07-07-2007, 05:51 PM
|
 |
Nowhere Webmaster
|
|
Join Date: Aug 2006
Location: Malaysia
Posts: 1,581
Rep Power: 57
|
|
Can someone hurt my site by submitting a (Google) Spam Report?
According to the help below, the competitors can't hurt/defame others by submitting the 'false' Google spam report.
http://webmastershelp.iblogget.com/2...a-spam-report/
Quote:
Can someone hurt my site by submitting a Spam Report?
Posted by John Honeck on March 14th, 2007
It has been suggested many places that all someone (a competitor) needs to do is submit several spam reports on your site and you will be deindexed by Google.

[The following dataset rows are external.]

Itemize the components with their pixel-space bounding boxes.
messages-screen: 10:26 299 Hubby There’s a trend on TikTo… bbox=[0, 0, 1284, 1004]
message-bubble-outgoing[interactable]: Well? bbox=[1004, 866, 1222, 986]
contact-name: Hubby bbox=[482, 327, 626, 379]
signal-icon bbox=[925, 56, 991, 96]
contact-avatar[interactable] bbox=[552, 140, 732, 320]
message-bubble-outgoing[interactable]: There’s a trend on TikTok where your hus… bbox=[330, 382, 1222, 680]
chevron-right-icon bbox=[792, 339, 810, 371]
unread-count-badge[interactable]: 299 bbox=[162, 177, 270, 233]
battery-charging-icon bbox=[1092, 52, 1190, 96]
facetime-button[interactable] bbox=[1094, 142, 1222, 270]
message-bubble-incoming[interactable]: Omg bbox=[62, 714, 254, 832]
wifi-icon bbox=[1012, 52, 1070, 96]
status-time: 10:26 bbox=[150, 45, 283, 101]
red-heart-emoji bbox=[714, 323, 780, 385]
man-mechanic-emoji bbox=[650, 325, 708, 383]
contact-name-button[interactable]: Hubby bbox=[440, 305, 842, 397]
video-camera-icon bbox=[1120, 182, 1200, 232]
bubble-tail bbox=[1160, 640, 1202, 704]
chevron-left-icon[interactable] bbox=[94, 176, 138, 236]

While it seems unlikely that it would be just this easy to harm someone Else’s site, we look to Adam Lasnik as the ulitmate authority on the subject, and the answer is NO.
Spamfighting does not factor in a “popularity of the commons” scheme
whereby if [x] people vote a site off the Google Island, it is
ceremoniously dumped into /dev/null.
Put more directly: Having someone (or even 42 MILLION people) report a
site as spam will not change how we view a site. Our spam report,
rather, helps us to become aware of pages violating our guidelines that
we might not yet have crawled… enabling us to have another datapoint
in our search quality efforts.
However, consider this, if your site is indeed SPAM and Google tweaks it’s resources to identify as such, then of course your site could be removed. But be rest assured that even if they submit it as SPAM 42 Million times and it’s not spam that will cause it to be removed.
To file a spam report you’ve got two methods available, the Anonymous Google Spam Report or for a more authoritative spam report, log into Webmaster Tools and Report SPAM under the Tools.
|
http://groups.google.com/group/Googl...0485335?hl=en&
Quote:
On Jan 23, 6:59 am, N-H-P wrote:
> It is quite possible that somebody made a SPAM / Abuse complaint
> against your web site. Probably one of your competitors. It is my
> understanding that Google NEVER informs web sites, they intentionally
> penalize. Certainly, not if somebody files a complaint against your
> website.
John, we clearly need to nip this one in the bud.
Spamfighting does not factor in a "popularity of the commons" scheme
whereby if [x] people vote a site off the Google Island, it is
ceremoniously dumped into /dev/null.
Put more directly: Having someone (or even 42 MILLION people) report a
site as spam will not change how we view a site. Our spam report,
rather, helps us to become aware of pages violating our guidelines that
we might not yet have crawled... enabling us to have another datapoint
in our search quality efforts.
On your issue, Bud -- forgive if I missed this mention -- but if you
haven't yet established a Webmaster Tools account, I highly recommend
that you do that before trying to manually second-guess indexing
issues. It is quite possible that you've inadvertently blocked our
Googlebot.
Lastly, in browsing through your site and clicking through your article
links on the front page, I noticed that every single snippet I examined
was published elsewhere. If others have been unceremoniously copying
entire articles from you, you may wish to ask them to stop doing so.
If your site is focused on republishing articles from other sites (I
assume with permission), that's fine, too, but from a search engine
perspective, I'm sure you can understand that it can be problematic for
us to choose where to send users looking for particular information
when it's available in more than one place.